As Buell recited his father’s case file, he spoke on the updates added to it over the years as the DPAA uncovered new clues on the potential whereabouts of Ken Buell’s aircraft – an A-6 Intruder. In his final mission, the elder Buell was serving as a bombardier navigator on a solo nighttime armed reconnaissance mission from the USS America bound for North Vietnam. The two-man crew lost contact as the aircraft approached North Vietnamese airspace. Seven minutes later, another aircraft operating in the area reported seeing an orange explosion along the route the A-6 should’ve been following. The unit launched search and rescue efforts but had no success.
The case went cold for several years, Buell said.
The restoration of diplomatic ties with Vietnam in the early 1990s, allowed teams from Joint Task Force Full Accounting to begin traveling to the country to follow leads and interview possible eyewitnesses, Buell recounted.
On Feb. 5, 1991, the U.S. announced that remains returned by the Vietnamese were identified as those of Donnelly, the A-6’s pilot. Since then, nearly a dozen Joint Field Activity teams have traveled to Vietnam searching for the aircraft’s wreckage. In 2012, a JFA team excavated an area that was later determined to be the crash debris site. However, they were unable to locate Ken Buell’s remains, and he continues to be unaccounted for, his son said.
“Forty-five years is a long time to not know what happened to your loved one,” said Buell, who was five when his father went missing. “I would be lying to you if I said I haven’t experienced feelings of despair or frustration or anger…as we wait for any news of his return.”
Buell credited his mother, his father’s parents and the support of the National League of POW/MIA Families in their relentless pursuit for answers over the years.
“Because of their efforts, we know a lot more today than we did 45 years ago,” he said.
Subsequent investigations led Buell to believe his father’s remains may be co-mingled with those of the aircraft’s pilot. DNA technology not available in 1991 when Donnelly’s remains were identified may give a clue to Ken Buell’s whereabouts. Buell said he has formally requested the disinterment of Donnelly’s remains to have them re-evaluated by DPAA. The decision on his request is pending.

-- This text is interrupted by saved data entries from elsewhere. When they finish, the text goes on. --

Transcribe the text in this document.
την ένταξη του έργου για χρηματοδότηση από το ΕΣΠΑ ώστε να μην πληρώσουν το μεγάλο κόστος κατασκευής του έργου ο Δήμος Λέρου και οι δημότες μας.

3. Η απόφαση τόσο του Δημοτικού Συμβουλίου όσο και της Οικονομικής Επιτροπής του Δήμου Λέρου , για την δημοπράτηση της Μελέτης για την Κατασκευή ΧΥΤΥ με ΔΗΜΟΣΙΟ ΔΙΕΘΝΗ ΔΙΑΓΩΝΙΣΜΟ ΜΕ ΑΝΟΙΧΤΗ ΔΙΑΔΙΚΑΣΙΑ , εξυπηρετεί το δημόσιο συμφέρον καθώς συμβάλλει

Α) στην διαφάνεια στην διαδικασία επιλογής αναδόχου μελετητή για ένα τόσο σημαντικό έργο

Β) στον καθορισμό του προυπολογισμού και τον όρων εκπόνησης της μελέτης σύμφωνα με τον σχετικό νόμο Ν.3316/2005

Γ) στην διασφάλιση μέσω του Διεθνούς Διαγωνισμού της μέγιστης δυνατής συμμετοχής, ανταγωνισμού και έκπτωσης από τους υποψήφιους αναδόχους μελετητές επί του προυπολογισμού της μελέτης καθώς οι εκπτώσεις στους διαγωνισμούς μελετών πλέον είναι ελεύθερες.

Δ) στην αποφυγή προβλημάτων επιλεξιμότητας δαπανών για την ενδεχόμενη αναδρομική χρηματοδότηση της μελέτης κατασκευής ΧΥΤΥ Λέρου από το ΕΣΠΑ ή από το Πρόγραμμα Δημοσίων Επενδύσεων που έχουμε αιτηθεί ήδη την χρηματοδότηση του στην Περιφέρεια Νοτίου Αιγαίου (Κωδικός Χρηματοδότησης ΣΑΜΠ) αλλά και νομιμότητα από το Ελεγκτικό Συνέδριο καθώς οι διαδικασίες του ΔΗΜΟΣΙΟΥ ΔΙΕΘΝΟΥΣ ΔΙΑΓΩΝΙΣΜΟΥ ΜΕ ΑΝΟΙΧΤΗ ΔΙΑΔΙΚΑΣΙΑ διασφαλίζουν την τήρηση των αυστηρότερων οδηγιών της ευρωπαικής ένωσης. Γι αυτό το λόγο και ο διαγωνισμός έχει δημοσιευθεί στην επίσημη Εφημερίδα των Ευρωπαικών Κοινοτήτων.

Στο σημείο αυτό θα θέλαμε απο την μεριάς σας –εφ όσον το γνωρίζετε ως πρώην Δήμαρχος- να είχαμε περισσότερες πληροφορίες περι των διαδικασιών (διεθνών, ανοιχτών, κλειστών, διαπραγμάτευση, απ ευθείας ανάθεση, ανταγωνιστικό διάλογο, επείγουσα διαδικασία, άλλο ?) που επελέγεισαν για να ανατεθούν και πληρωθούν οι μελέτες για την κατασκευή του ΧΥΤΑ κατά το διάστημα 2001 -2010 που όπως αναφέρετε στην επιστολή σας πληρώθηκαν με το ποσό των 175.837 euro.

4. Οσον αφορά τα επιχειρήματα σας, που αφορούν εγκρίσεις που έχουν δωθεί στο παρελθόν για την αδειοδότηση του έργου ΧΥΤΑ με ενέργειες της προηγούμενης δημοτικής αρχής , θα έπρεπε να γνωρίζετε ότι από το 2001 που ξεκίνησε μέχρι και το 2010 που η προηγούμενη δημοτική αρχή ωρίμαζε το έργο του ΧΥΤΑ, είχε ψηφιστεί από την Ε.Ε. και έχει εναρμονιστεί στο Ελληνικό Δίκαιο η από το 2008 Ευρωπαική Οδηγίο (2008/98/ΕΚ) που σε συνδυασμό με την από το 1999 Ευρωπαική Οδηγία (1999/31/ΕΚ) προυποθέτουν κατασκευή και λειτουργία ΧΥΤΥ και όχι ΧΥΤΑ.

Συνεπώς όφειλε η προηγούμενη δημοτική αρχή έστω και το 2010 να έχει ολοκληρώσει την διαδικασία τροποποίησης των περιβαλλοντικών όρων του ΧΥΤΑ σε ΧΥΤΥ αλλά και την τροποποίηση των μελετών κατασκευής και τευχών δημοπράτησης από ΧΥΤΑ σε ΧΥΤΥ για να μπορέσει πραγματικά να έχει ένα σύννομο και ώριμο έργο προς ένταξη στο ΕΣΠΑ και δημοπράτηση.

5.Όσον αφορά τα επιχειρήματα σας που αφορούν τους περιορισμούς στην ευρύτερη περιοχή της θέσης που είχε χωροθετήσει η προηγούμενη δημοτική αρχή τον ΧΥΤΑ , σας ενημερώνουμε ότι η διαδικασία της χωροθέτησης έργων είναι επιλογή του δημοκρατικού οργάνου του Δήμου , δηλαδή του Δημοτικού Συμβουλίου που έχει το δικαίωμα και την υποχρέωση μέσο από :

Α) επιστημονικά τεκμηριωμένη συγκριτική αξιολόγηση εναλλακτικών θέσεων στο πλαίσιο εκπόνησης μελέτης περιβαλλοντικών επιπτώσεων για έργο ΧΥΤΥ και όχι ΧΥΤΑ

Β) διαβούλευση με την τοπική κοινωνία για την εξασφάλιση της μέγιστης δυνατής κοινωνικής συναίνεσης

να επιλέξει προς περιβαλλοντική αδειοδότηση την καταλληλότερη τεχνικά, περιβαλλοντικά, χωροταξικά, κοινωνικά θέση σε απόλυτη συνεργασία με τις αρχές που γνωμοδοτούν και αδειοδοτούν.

Today, Ken Buell remains classified as one of 1,602 Americans missing in action from the Vietnam War.
Rather than despair, his son takes comfort in knowing there are those who won’t stop looking.
“You can always find hope. Hope, for me, that is kindled by the knowledge that this nation will never rest until everyone who was taken prisoner or went missing while fighting for their country, will be accounted for,” he said.
Disclosure: The author was a speaker at this event.